Nevriye Yılmaz’ın 2005’te Türkiye’ye dönüşü aslında aynı zamanda kulüplerin, özellikle Fenerbahçe’nin, kadın basketboluna yatırımlarını artırmaya başladığı döneme denk geliyor. Galatasaray’ın kadın basketbolundaki dominasyonuna son vermek isteyen Fenerbahçe Başkanı Aziz Yıldırım’ın o dönemki yıldız transferlerinden biri de Nevriye Yılmaz’dı.

Yıldız pivotun Fenerbahçe’ye transferi aynı zamanda gittiği her yerde başarıların da kendisini takip ettiği 10 yıllık bir dönemin başlangıcıydı. Sarı-lacivertli takımla oynadığı yedi sezonun tamamında lig şampiyonluğuna ulaşan Yılmaz’ın Türkiye milli takımıyla ilk madalyası da yine bu dönemde, 2011’de Polonya’da düzenlenen Eurobasket ikinciliğiyle geldi.

2012 yılında Fenerbahçe’den ayrılarak kariyerinin başında iki sezon formasını giydiği Galatasaray’a dönen Yılmaz’ın “winner” karakteri sarı-kırmızılı ekibe de sirayet etti. Yılmaz Galatasaray’la hem kendi kariyerinin hem de kulüpler bazında Türkiye basketbolunun en büyük başarısını 2014 yılında Euroleague şampiyonluğunu kazanarak elde etti. Bu aynı zamanda kadınlar veya erkeklerde bir Türk takımının elde ettiği ilk Euroleague zaferiydi. Finalin Fenerbahçe’ye karşı kazanılması hem Nevriye Yılmaz hem de kulüp açısından ayrıca anlamlı olurken, iki Türk takımının uluslararası bir turnuvanın finalinde birbirleriyle karşılaşmasıysa basketbolda bir daha tekrar edilemedi. Yılmaz, Galatasaray’da oynadığı dönemde milli takımla da ikinci madalyasını Fransa’da 2013 Eurobasket üçüncülüğüyle elde etti.

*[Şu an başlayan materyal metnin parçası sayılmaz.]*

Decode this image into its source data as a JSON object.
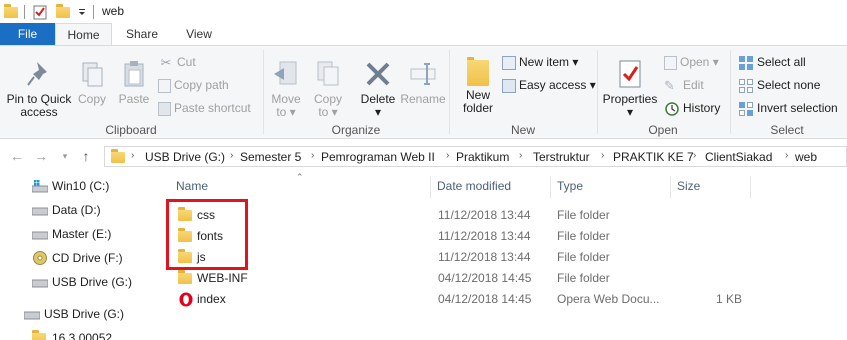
{
  "window": {
    "title": "web"
  },
  "tabs": {
    "file": "File",
    "home": "Home",
    "share": "Share",
    "view": "View"
  },
  "ribbon": {
    "clipboard": {
      "label": "Clipboard",
      "pin": "Pin to Quick access",
      "pin_l1": "Pin to Quick",
      "pin_l2": "access",
      "copy": "Copy",
      "paste": "Paste",
      "cut": "Cut",
      "copy_path": "Copy path",
      "paste_shortcut": "Paste shortcut"
    },
    "organize": {
      "label": "Organize",
      "move_l1": "Move",
      "move_l2": "to",
      "copy_l1": "Copy",
      "copy_l2": "to",
      "delete": "Delete",
      "rename": "Rename"
    },
    "new": {
      "label": "New",
      "folder_l1": "New",
      "folder_l2": "folder",
      "new_item": "New item",
      "easy_access": "Easy access"
    },
    "open": {
      "label": "Open",
      "properties": "Properties",
      "open": "Open",
      "edit": "Edit",
      "history": "History"
    },
    "select": {
      "label": "Select",
      "select_all": "Select all",
      "select_none": "Select none",
      "invert": "Invert selection"
    }
  },
  "address": {
    "crumbs": [
      "USB Drive (G:)",
      "Semester 5",
      "Pemrograman Web II",
      "Praktikum",
      "Terstruktur",
      "PRAKTIK KE 7",
      "ClientSiakad",
      "web"
    ]
  },
  "sidebar": {
    "items": [
      {
        "label": "Win10 (C:)"
      },
      {
        "label": "Data (D:)"
      },
      {
        "label": "Master (E:)"
      },
      {
        "label": "CD Drive (F:)"
      },
      {
        "label": "USB Drive (G:)"
      },
      {
        "label": "USB Drive (G:)"
      },
      {
        "label": "16.3.00052"
      }
    ]
  },
  "columns": {
    "name": "Name",
    "date": "Date modified",
    "type": "Type",
    "size": "Size"
  },
  "files": [
    {
      "name": "css",
      "date": "11/12/2018 13:44",
      "type": "File folder",
      "size": "",
      "icon": "folder-icon"
    },
    {
      "name": "fonts",
      "date": "11/12/2018 13:44",
      "type": "File folder",
      "size": "",
      "icon": "folder-icon"
    },
    {
      "name": "js",
      "date": "11/12/2018 13:44",
      "type": "File folder",
      "size": "",
      "icon": "folder-icon"
    },
    {
      "name": "WEB-INF",
      "date": "04/12/2018 14:45",
      "type": "File folder",
      "size": "",
      "icon": "folder-icon"
    },
    {
      "name": "index",
      "date": "04/12/2018 14:45",
      "type": "Opera Web Docu...",
      "size": "1 KB",
      "icon": "opera-icon"
    }
  ],
  "colors": {
    "file_tab": "#1a6fc4",
    "highlight": "#e0141e",
    "folder": "#f0c14a",
    "header_text": "#4c607a"
  }
}
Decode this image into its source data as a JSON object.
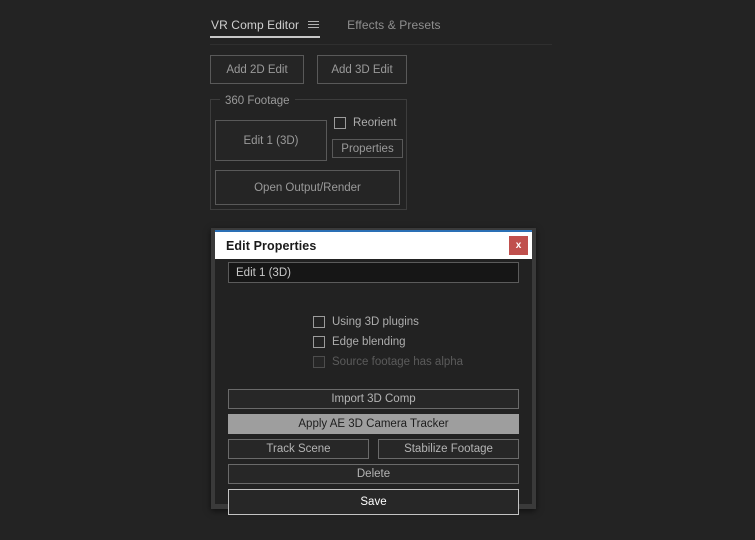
{
  "panel": {
    "tabs": [
      {
        "label": "VR Comp Editor",
        "active": true,
        "menu_icon": "hamburger-icon"
      },
      {
        "label": "Effects & Presets",
        "active": false
      }
    ]
  },
  "toolbar": {
    "add_2d_label": "Add 2D Edit",
    "add_3d_label": "Add 3D Edit"
  },
  "footage_group": {
    "legend": "360 Footage",
    "edit_button_label": "Edit 1 (3D)",
    "reorient_label": "Reorient",
    "reorient_checked": false,
    "properties_label": "Properties",
    "open_render_label": "Open Output/Render"
  },
  "dialog": {
    "title": "Edit Properties",
    "close_label": "x",
    "name_value": "Edit 1 (3D)",
    "name_placeholder": "Edit name",
    "checkboxes": [
      {
        "label": "Using 3D plugins",
        "checked": false,
        "disabled": false
      },
      {
        "label": "Edge blending",
        "checked": false,
        "disabled": false
      },
      {
        "label": "Source footage has alpha",
        "checked": false,
        "disabled": true
      }
    ],
    "buttons": {
      "import_3d": "Import 3D Comp",
      "apply_tracker": "Apply AE 3D Camera Tracker",
      "track_scene": "Track Scene",
      "stabilize": "Stabilize Footage",
      "delete": "Delete",
      "save": "Save"
    }
  },
  "colors": {
    "panel_bg": "#232323",
    "dialog_bg": "#222222",
    "dialog_frame": "#3a3a3a",
    "titlebar_bg": "#ffffff",
    "accent_line": "#2a6fb5",
    "close_red": "#c0504d",
    "highlight": "#9e9e9e"
  }
}
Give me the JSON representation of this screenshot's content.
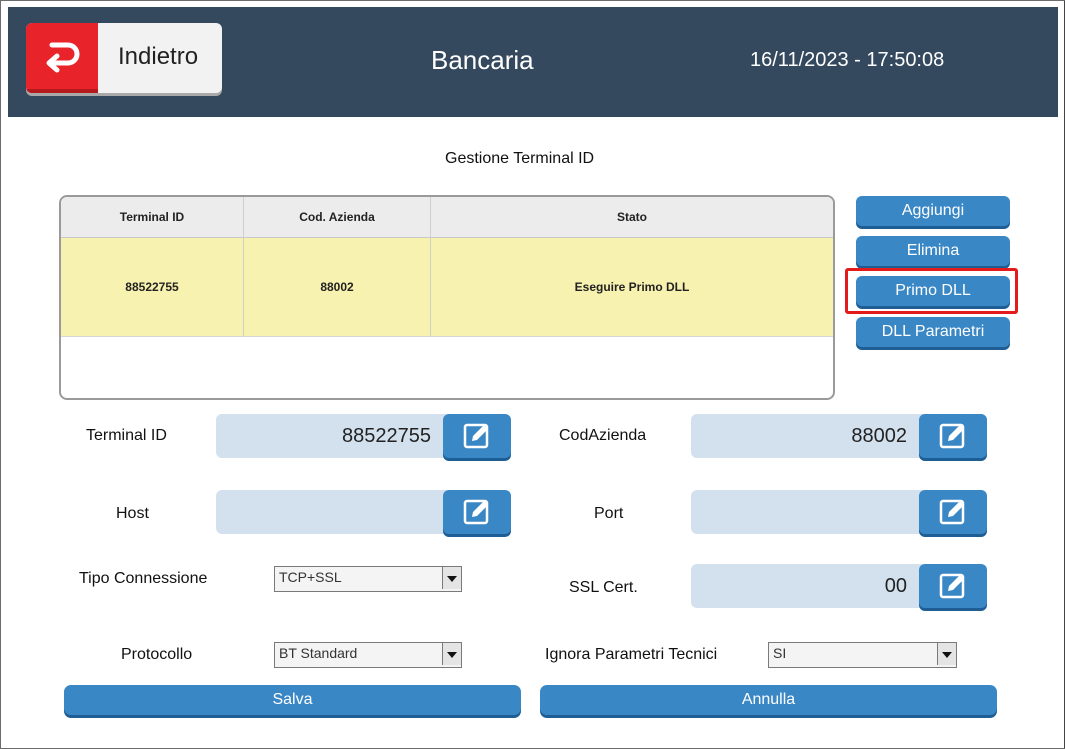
{
  "header": {
    "back_label": "Indietro",
    "title": "Bancaria",
    "datetime": "16/11/2023 - 17:50:08"
  },
  "section_title": "Gestione Terminal ID",
  "table": {
    "columns": [
      "Terminal ID",
      "Cod. Azienda",
      "Stato"
    ],
    "rows": [
      [
        "88522755",
        "88002",
        "Eseguire Primo DLL"
      ]
    ]
  },
  "actions": {
    "add": "Aggiungi",
    "delete": "Elimina",
    "first_dll": "Primo DLL",
    "dll_params": "DLL Parametri"
  },
  "form": {
    "terminal_id": {
      "label": "Terminal ID",
      "value": "88522755"
    },
    "cod_azienda": {
      "label": "CodAzienda",
      "value": "88002"
    },
    "host": {
      "label": "Host",
      "value": ""
    },
    "port": {
      "label": "Port",
      "value": ""
    },
    "tipo_connessione": {
      "label": "Tipo Connessione",
      "value": "TCP+SSL"
    },
    "ssl_cert": {
      "label": "SSL Cert.",
      "value": "00"
    },
    "protocollo": {
      "label": "Protocollo",
      "value": "BT Standard"
    },
    "ignora_parametri": {
      "label": "Ignora Parametri Tecnici",
      "value": "SI"
    }
  },
  "buttons": {
    "save": "Salva",
    "cancel": "Annulla"
  },
  "colors": {
    "header_bg": "#34495e",
    "accent_blue": "#3a87c6",
    "back_red": "#e8232a",
    "selected_row": "#f8f2b0",
    "highlight_red": "#e31b1b",
    "field_bg": "#d3e1ee"
  }
}
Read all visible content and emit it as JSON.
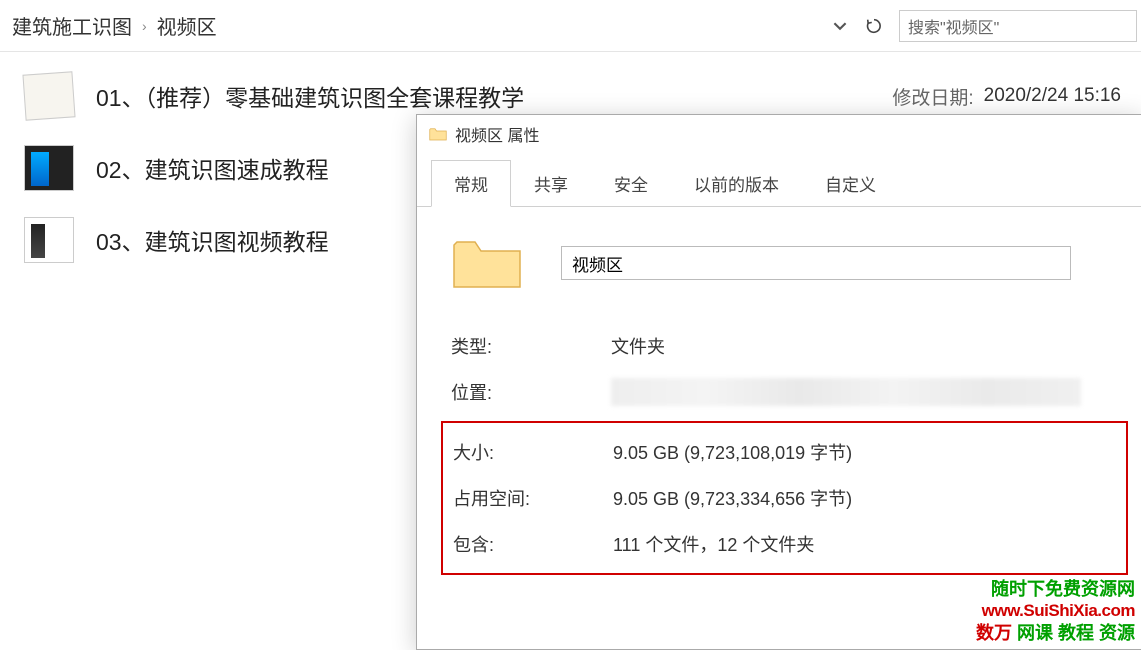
{
  "breadcrumb": {
    "parent": "建筑施工识图",
    "current": "视频区"
  },
  "search": {
    "placeholder": "搜索\"视频区\""
  },
  "files": [
    {
      "name": "01、（推荐）零基础建筑识图全套课程教学",
      "meta_label": "修改日期:",
      "meta_value": "2020/2/24 15:16"
    },
    {
      "name": "02、建筑识图速成教程"
    },
    {
      "name": "03、建筑识图视频教程"
    }
  ],
  "dialog": {
    "title": "视频区 属性",
    "tabs": [
      "常规",
      "共享",
      "安全",
      "以前的版本",
      "自定义"
    ],
    "name_value": "视频区",
    "rows": {
      "type_label": "类型:",
      "type_value": "文件夹",
      "location_label": "位置:",
      "size_label": "大小:",
      "size_value": "9.05 GB (9,723,108,019 字节)",
      "disk_label": "占用空间:",
      "disk_value": "9.05 GB (9,723,334,656 字节)",
      "contains_label": "包含:",
      "contains_value": "111 个文件，12 个文件夹"
    }
  },
  "watermark": {
    "l1": "随时下免费资源网",
    "l2": "www.SuiShiXia.com",
    "l3a": "数万 ",
    "l3b": "网课 教程 资源"
  }
}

Olimpiyat oyunlarınaysa herhalde ayrı bir parantez açmak gerekir. Bu on yıllık altın dönemde Nevriye Yılmaz milli takımla 2012 Londra ve 2016 Rio Olimpiyatları’na katılma başarısı da gösterdi. Hatta basketbol milli takımı, 2012’de voleybol milli takımıyla beraber Türkiye’ye bir ilki de yaşattı: Kadın takım sporlarında Türkiye, olimpiyatta ilk kez temsil edildi.

Yıldız pivota Rio’da, kariyerinin son turnuvasında bir de Olimpiyat madalyası çok yakışırdı. Ancak çeyrek finalde; Olimpiyat Oyunları’nı gümüş madalyayla noktalayacak İspanya’ya karşı sadece iki sayıyla kaybeden Türkiye, madalyanın da kıyısından dönmüş oldu.   

2016’da basketbol kariyerini noktalayan Yılmaz, oynadığı her takımda elde ettiği eşi görülmemiş başarılar ve kariyer yoluyla Türkiye kadın basketbolunda bir on yıla damga vurdu. Aktif spor yaşantısını sonlandırmasına rağmen bundan sonra da bu spora yön vermeye devam edecek. Çünkü basketbolda zirveye çıkmak isteyen her kadın sporcunun alması gereken kıstas Nevriye Yılmaz olacak.